Pour rappel, lors des précédentes élections législatives, en 2019, Navin Ramgoolam et Paul Bérenger n’avaient pas su trouver d’accord politique pour une alliance et ont perdu les élections, dans une rare course à trois, au profit du MSM. Mais ce lundi 11 novembre 2024, Pravind Jugnauth a rapidement concédé la défaite malgré la confiance affichée jusqu’à la veille du scrutin. En politique, les opposants d’aujourd’hui sont les alliés de demain.

Quid de l’opposition ?

L’Alliance du changement a aligné 60 candidats qui ont remporté les 60 sièges en jeu. Deux autres sièges en jeu à Rodrigues ont été remportés par L’Organisation du peuple rodriguais (OPR). Hormis ces 62 députés élus directement au suffrage universel, le système “Best Loser” inscrit dans la Constitution permet d’ajouter jusqu’à huit députés supplémentaires, alloués aux candidats de diverses communautés qui n’ont pas réussi à se faire élire directement. Ce système cherche à assurer une représentation des différentes communautés de l’île, reflétant ainsi la diversité ethnique de la population mauricienne.

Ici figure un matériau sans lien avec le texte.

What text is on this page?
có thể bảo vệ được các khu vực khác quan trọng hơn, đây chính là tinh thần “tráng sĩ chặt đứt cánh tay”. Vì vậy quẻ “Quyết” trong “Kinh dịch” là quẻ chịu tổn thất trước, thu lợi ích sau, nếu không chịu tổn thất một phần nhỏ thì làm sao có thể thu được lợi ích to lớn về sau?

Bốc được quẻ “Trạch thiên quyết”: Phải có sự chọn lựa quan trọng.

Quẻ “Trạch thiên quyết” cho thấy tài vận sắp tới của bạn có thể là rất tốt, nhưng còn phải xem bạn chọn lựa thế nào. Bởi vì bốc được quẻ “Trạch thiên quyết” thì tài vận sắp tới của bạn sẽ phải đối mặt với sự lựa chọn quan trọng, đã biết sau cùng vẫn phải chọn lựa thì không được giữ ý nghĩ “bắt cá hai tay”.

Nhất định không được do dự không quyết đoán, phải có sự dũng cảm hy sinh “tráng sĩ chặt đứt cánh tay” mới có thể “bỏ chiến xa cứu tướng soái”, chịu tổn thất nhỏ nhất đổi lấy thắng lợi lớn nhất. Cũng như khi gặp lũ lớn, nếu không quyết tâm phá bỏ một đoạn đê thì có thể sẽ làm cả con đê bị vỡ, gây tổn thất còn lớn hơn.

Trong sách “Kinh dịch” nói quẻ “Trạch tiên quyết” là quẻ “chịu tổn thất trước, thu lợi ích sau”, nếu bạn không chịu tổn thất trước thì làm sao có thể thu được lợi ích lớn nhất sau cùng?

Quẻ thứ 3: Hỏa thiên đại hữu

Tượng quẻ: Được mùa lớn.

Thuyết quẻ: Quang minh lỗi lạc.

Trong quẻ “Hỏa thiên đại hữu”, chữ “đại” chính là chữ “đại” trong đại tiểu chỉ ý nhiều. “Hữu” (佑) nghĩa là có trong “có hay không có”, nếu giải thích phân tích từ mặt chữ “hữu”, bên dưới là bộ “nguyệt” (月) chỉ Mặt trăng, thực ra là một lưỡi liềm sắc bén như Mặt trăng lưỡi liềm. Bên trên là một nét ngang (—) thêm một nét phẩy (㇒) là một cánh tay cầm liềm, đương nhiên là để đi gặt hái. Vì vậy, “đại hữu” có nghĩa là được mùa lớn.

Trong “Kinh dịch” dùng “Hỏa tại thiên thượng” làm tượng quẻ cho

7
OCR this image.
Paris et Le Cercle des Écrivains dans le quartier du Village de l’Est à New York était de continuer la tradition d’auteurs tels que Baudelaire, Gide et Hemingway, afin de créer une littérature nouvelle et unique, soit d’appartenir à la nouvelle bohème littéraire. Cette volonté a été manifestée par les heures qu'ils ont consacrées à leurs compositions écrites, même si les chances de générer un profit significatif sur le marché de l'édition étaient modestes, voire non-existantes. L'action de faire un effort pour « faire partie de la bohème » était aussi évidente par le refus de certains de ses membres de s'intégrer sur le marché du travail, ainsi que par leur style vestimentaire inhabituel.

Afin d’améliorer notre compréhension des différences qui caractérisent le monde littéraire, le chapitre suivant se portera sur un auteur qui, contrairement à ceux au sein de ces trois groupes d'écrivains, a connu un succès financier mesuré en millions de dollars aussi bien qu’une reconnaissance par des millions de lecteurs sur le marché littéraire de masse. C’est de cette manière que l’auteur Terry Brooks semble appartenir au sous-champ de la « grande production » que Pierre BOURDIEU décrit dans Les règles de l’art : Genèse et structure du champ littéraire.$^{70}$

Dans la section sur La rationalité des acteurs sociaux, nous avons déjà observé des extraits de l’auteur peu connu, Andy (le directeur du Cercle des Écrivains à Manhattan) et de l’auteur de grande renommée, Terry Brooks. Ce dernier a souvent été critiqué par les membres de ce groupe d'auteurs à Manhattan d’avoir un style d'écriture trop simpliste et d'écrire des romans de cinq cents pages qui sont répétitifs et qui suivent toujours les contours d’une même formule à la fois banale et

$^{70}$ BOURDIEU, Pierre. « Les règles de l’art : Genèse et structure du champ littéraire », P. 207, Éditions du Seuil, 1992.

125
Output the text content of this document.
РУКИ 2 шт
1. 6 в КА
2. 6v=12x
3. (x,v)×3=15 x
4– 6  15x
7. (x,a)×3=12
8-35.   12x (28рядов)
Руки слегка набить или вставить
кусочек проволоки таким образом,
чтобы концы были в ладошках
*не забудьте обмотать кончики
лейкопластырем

Les quatre premiers sièges sont attribués aux candidats les plus performants parmi les “perdants” non élus, issus de différents partis, en tenant compte de leur appartenance communautaire. Les quatre sièges suivants sont eux accordés de manière à favoriser, dans la mesure du possible, le parti le plus représenté à l’Assemblée nationale, tout en maintenant la diversité communautaire. Les candidats retenus pour ces sièges doivent appartenir à des communautés sous-représentées par rapport aux résultats électoraux, en référence à un recensement datant de 1972 qui identifie les groupes ethniques reconnus. Selon toute vraisemblance, seulement quatre sièges seront accordés aux meilleurs perdants. Ainsi, le leader de l’opposition qui est un poste constitutionnel et central du système parlementaire mauricien sera un “Best loser”.